Increasing demand for more powerful and convenient data and information communication has spawned a number of advancements in communications technologies. One area of particular interest is broadband communication, and related applications. The growing usage of broadband communications has given rise to a number of manufacturing and operational considerations. Some of those considerations are unique to broadband, while others are common to most communications technologies. Amongst the common considerations for most modern communications technologies is the need or desire to maximize data transfer rates.
An emerging trend in broadband communications—especially among technologies such as wireless broadband (WiBro) and TD-SCDMA (Time Division Synchronous Code Division Multiple Access)—is the inclusion of time division duplexing (TDD) operation in systems having relatively high power operations.
Generally, TDD uses a single channel for full duplex communications. Separation between transmit and receive occurs in the time domain on the same carrier frequency. Transmission direction alternates between uplink (i.e., transmit) and downlink (i.e., receive), and the amount of bandwidth allocated to each direction is flexible. A carrier can use any part of the channel to its full capacity in either the forward or reverse direction in response to demand.

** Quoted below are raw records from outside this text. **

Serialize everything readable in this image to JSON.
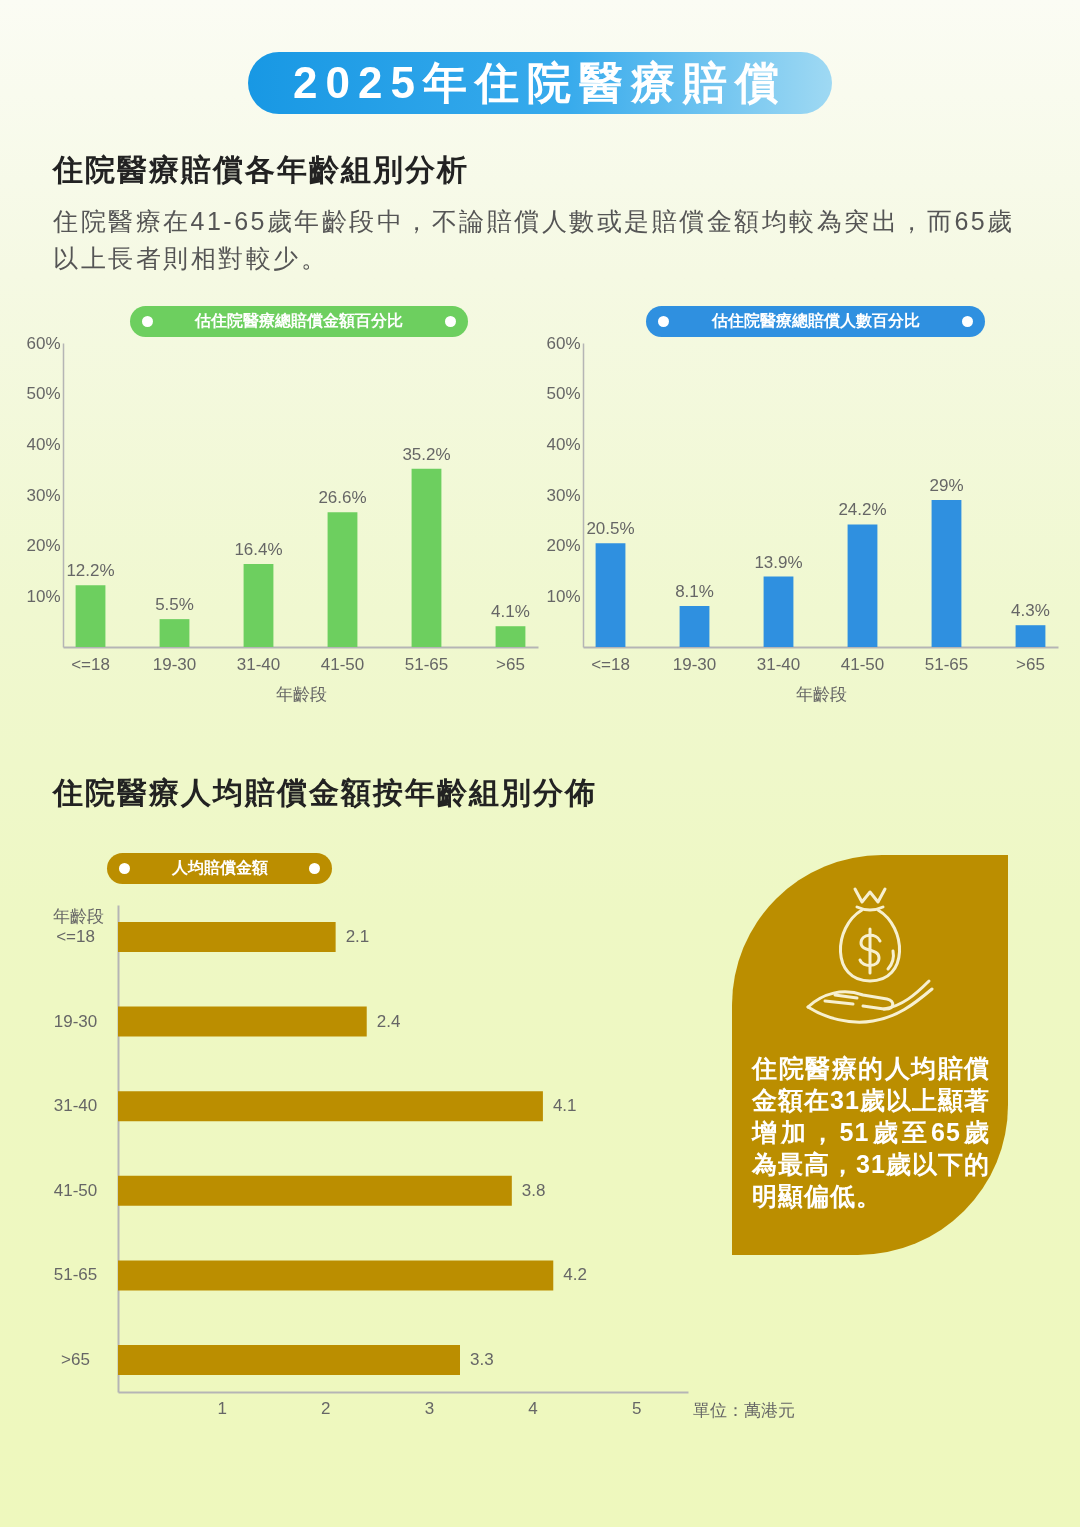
{
  "chart_data": [
    {
      "type": "other",
      "title": "2025年住院醫療賠償",
      "subtitle": "住院醫療賠償各年齡組別分析",
      "annotations": [
        "住院醫療在41-65歲年齡段中，不論賠償人數或是賠償金額均較為突出，而65歲以上長者則相對較少。"
      ]
    },
    {
      "type": "bar",
      "title": "估住院醫療總賠償金額百分比",
      "xlabel": "年齡段",
      "categories": [
        "<=18",
        "19-30",
        "31-40",
        "41-50",
        "51-65",
        ">65"
      ],
      "values": [
        12.2,
        5.5,
        16.4,
        26.6,
        35.2,
        4.1
      ],
      "color": "#6dcf5f",
      "value_labels": [
        "12.2%",
        "5.5%",
        "16.4%",
        "26.6%",
        "35.2%",
        "4.1%"
      ],
      "ylim": [
        0,
        60
      ],
      "yticks": [
        {
          "value": 10,
          "label": "10%"
        },
        {
          "value": 20,
          "label": "20%"
        },
        {
          "value": 30,
          "label": "30%"
        },
        {
          "value": 40,
          "label": "40%"
        },
        {
          "value": 50,
          "label": "50%"
        },
        {
          "value": 60,
          "label": "60%"
        }
      ]
    },
    {
      "type": "bar",
      "title": "估住院醫療總賠償人數百分比",
      "xlabel": "年齡段",
      "categories": [
        "<=18",
        "19-30",
        "31-40",
        "41-50",
        "51-65",
        ">65"
      ],
      "values": [
        20.5,
        8.1,
        13.9,
        24.2,
        29,
        4.3
      ],
      "color": "#2f90e0",
      "value_labels": [
        "20.5%",
        "8.1%",
        "13.9%",
        "24.2%",
        "29%",
        "4.3%"
      ],
      "ylim": [
        0,
        60
      ],
      "yticks": [
        {
          "value": 10,
          "label": "10%"
        },
        {
          "value": 20,
          "label": "20%"
        },
        {
          "value": 30,
          "label": "30%"
        },
        {
          "value": 40,
          "label": "40%"
        },
        {
          "value": 50,
          "label": "50%"
        },
        {
          "value": 60,
          "label": "60%"
        }
      ]
    },
    {
      "type": "bar",
      "orientation": "horizontal",
      "title": "住院醫療人均賠償金額按年齡組別分佈",
      "subtitle": "人均賠償金額",
      "xlabel": "單位：萬港元",
      "ylabel": "年齡段",
      "categories": [
        "<=18",
        "19-30",
        "31-40",
        "41-50",
        "51-65",
        ">65"
      ],
      "values": [
        2.1,
        2.4,
        4.1,
        3.8,
        4.2,
        3.3
      ],
      "color": "#bb8e00",
      "data_labels": true,
      "xlim": [
        0,
        5.5
      ],
      "xticks": [
        1,
        2,
        3,
        4,
        5
      ],
      "annotations": [
        "住院醫療的人均賠償金額在31歲以上顯著增加，51歲至65歲為最高，31歲以下的明顯偏低。"
      ]
    }
  ]
}
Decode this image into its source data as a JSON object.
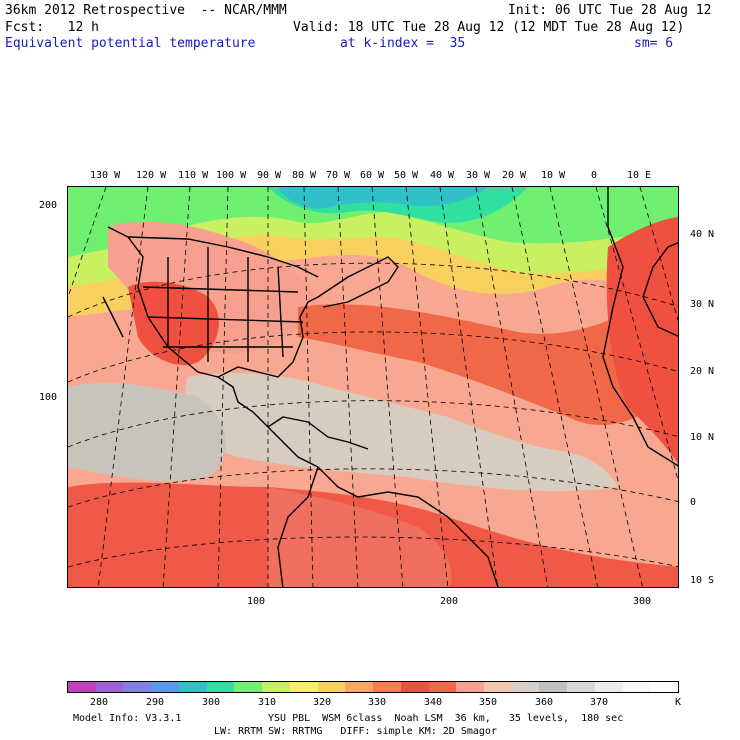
{
  "header": {
    "line1_left": "36km 2012 Retrospective  -- NCAR/MMM",
    "line1_right": "Init: 06 UTC Tue 28 Aug 12",
    "line2_left": "Fcst:   12 h",
    "line2_right": "Valid: 18 UTC Tue 28 Aug 12 (12 MDT Tue 28 Aug 12)",
    "line3_field": "Equivalent potential temperature",
    "line3_kindex": "at k-index =  35",
    "line3_sm": "sm= 6"
  },
  "map": {
    "lon_labels": [
      "130 W",
      "120 W",
      "110 W",
      "100 W",
      "90 W",
      "80 W",
      "70 W",
      "60 W",
      "50 W",
      "40 W",
      "30 W",
      "20 W",
      "10 W",
      "0",
      "10 E"
    ],
    "lat_labels": [
      "40 N",
      "30 N",
      "20 N",
      "10 N",
      "0",
      "10 S"
    ],
    "grid_y_labels": [
      "200",
      "100"
    ],
    "grid_x_labels": [
      "100",
      "200",
      "300"
    ]
  },
  "colorbar": {
    "colors": [
      "#c040c0",
      "#a060d8",
      "#8080e0",
      "#5a9ae8",
      "#30c0c8",
      "#30e0a0",
      "#70f070",
      "#c8f060",
      "#f8f060",
      "#f8d060",
      "#f8a860",
      "#f88050",
      "#f05040",
      "#f06848",
      "#f8a090",
      "#f0c8b0",
      "#d8d0c8",
      "#c0c0c0",
      "#d8d8d8",
      "#ececec",
      "#f8f8f8",
      "#ffffff"
    ],
    "labels": [
      "280",
      "290",
      "300",
      "310",
      "320",
      "330",
      "340",
      "350",
      "360",
      "370",
      "K"
    ]
  },
  "footer": {
    "line1_left": "Model Info: V3.3.1",
    "line1_right": "YSU PBL  WSM 6class  Noah LSM  36 km,   35 levels,  180 sec",
    "line2": "LW: RRTM SW: RRTMG   DIFF: simple KM: 2D Smagor"
  }
}
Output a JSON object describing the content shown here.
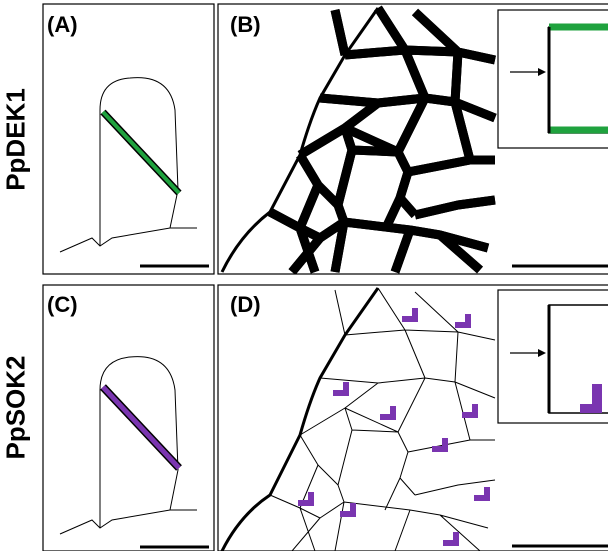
{
  "rows": [
    {
      "label": "PpDEK1",
      "accent": "#1fa23e"
    },
    {
      "label": "PpSOK2",
      "accent": "#7a35b0"
    }
  ],
  "panels": {
    "A": "(A)",
    "B": "(B)",
    "C": "(C)",
    "D": "(D)"
  },
  "icons": {
    "arrow": "right-arrow-icon",
    "scale_bar": "scale-bar"
  }
}
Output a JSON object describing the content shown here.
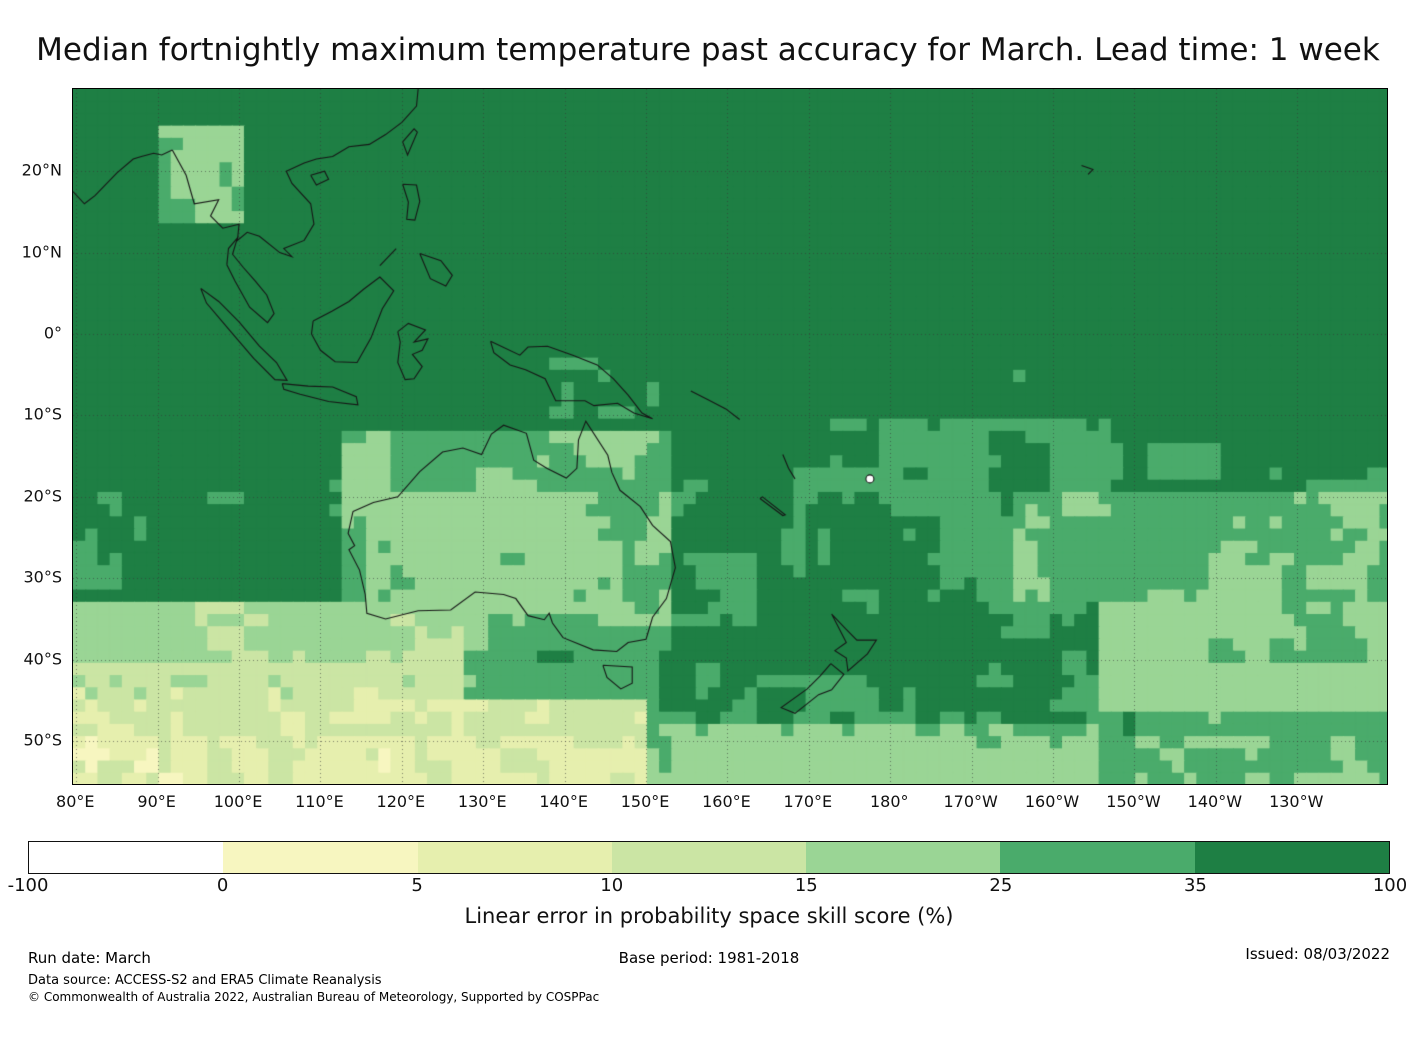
{
  "title": "Median fortnightly maximum temperature past accuracy for March. Lead time: 1 week",
  "map": {
    "lat_ticks": [
      "20°N",
      "10°N",
      "0°",
      "10°S",
      "20°S",
      "30°S",
      "40°S",
      "50°S"
    ],
    "lon_ticks": [
      "80°E",
      "90°E",
      "100°E",
      "110°E",
      "120°E",
      "130°E",
      "140°E",
      "150°E",
      "160°E",
      "170°E",
      "180°",
      "170°W",
      "160°W",
      "150°W",
      "140°W",
      "130°W"
    ]
  },
  "colorbar": {
    "ticks": [
      "-100",
      "0",
      "5",
      "10",
      "15",
      "25",
      "35",
      "100"
    ],
    "colors": [
      "#ffffff",
      "#f7f6c0",
      "#e6efae",
      "#cbe5a4",
      "#9ad595",
      "#4aab6b",
      "#1e7f44"
    ],
    "label": "Linear error in probability space skill score (%)"
  },
  "footer": {
    "run_date": "Run date: March",
    "base_period": "Base period: 1981-2018",
    "issued": "Issued: 08/03/2022",
    "data_source": "Data source: ACCESS-S2 and ERA5 Climate Reanalysis",
    "copyright": "© Commonwealth of Australia 2022, Australian Bureau of Meteorology, Supported by COSPPac"
  },
  "chart_data": {
    "type": "heatmap",
    "title": "Median fortnightly maximum temperature past accuracy for March. Lead time: 1 week",
    "value_label": "Linear error in probability space skill score (%)",
    "x_tick_labels": [
      "80°E",
      "90°E",
      "100°E",
      "110°E",
      "120°E",
      "130°E",
      "140°E",
      "150°E",
      "160°E",
      "170°E",
      "180°",
      "170°W",
      "160°W",
      "150°W",
      "140°W",
      "130°W"
    ],
    "y_tick_labels": [
      "20°N",
      "10°N",
      "0°",
      "10°S",
      "20°S",
      "30°S",
      "40°S",
      "50°S"
    ],
    "x_range_deg_east": [
      79.6,
      241.4
    ],
    "y_range_deg_north": [
      -55.5,
      30.1
    ],
    "scale_bin_edges": [
      -100,
      0,
      5,
      10,
      15,
      25,
      35,
      100
    ],
    "scale_colors": [
      "#ffffff",
      "#f7f6c0",
      "#e6efae",
      "#cbe5a4",
      "#9ad595",
      "#4aab6b",
      "#1e7f44"
    ],
    "grid": true,
    "legend_position": "bottom horizontal colorbar",
    "run_date": "March",
    "base_period": "1981-2018",
    "issued": "08/03/2022",
    "data_source": "ACCESS-S2 and ERA5 Climate Reanalysis"
  }
}
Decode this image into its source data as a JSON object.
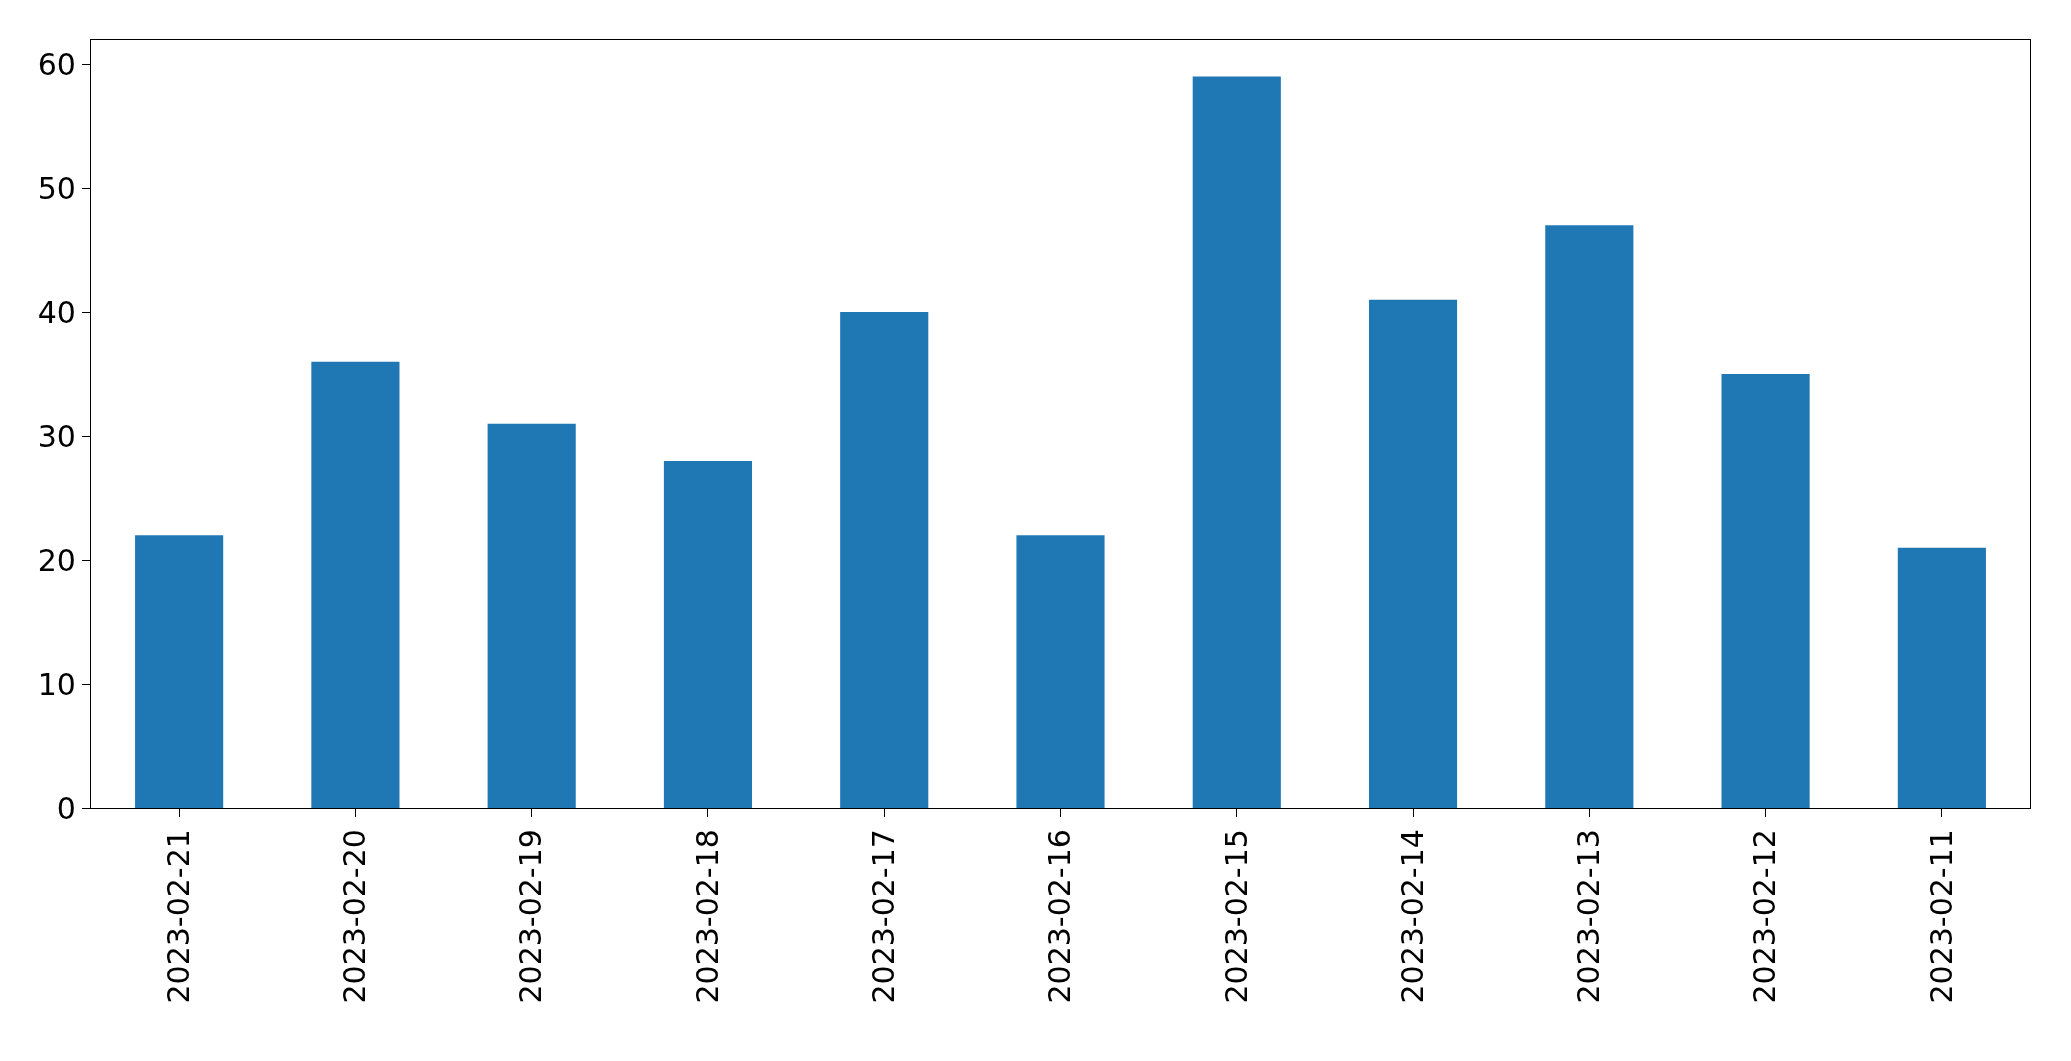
{
  "chart_data": {
    "type": "bar",
    "categories": [
      "2023-02-21",
      "2023-02-20",
      "2023-02-19",
      "2023-02-18",
      "2023-02-17",
      "2023-02-16",
      "2023-02-15",
      "2023-02-14",
      "2023-02-13",
      "2023-02-12",
      "2023-02-11"
    ],
    "values": [
      22,
      36,
      31,
      28,
      40,
      22,
      59,
      41,
      47,
      35,
      21
    ],
    "color": "#1f77b4",
    "ylim": [
      0,
      61.95
    ],
    "yticks": [
      0,
      10,
      20,
      30,
      40,
      50,
      60
    ]
  }
}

TDD-based wireless base-stations and equipment frequently employ a single antenna architecture, utilizing some form of time duplexer module to alternately route the transmitter and receiver to an antenna. Commonly, time duplexer modules take the form of a T/R (transmit/receive) or transceiver switch module—one that simply rapidly switches the antenna connection alternately between transmit and receive channels.
Conventionally, T/R switches have some finite isolation between transmit and receive paths. As such, noise from the transmit channel—especially from components intended to boost transmission signal power (e.g., power amplifier)—may still leak into the receive channel during receive mode, desensitizing or otherwise degrading receiver performance. This is especially problematic for receiver components designed for low-noise operation.
In a number of conventional TDD applications, designers often made a tradeoff between increasing isolation—which was costly from a design and operational overhead perspective—and accepting a certain level of transmission channel noise during receive operation. Such a tradeoff was acceptable in many conventional TDD applications, since the magnitude of the transmission channel noise was relatively small due to relatively low overall system power levels.
With the advent and growth of higher power TDD-based systems, however, the deleterious effects of transmission channel noise during receive operation can no longer be adequately addressed with such conventional tradeoffs. Higher transmission power requirements require greater amplification along the transmission channel—increasing the capacity for and magnitude of noise experienced during receive operation. Greatly increasing isolation circuitry between the transmit and receive channels is costly, and therefore not a practical solution for many cost-sensitive consumer product applications—especially wireless communications systems.
As a result, there is a need for a system that addresses and minimizes the deleterious effects of transmission channel noise during the receive mode of a transceiver component in a high power TDD wireless communications system—in a manner that complements any existing component isolation without requiring increased switch isolation circuitry—providing efficient and reliable communications in an easy, cost-effective manner.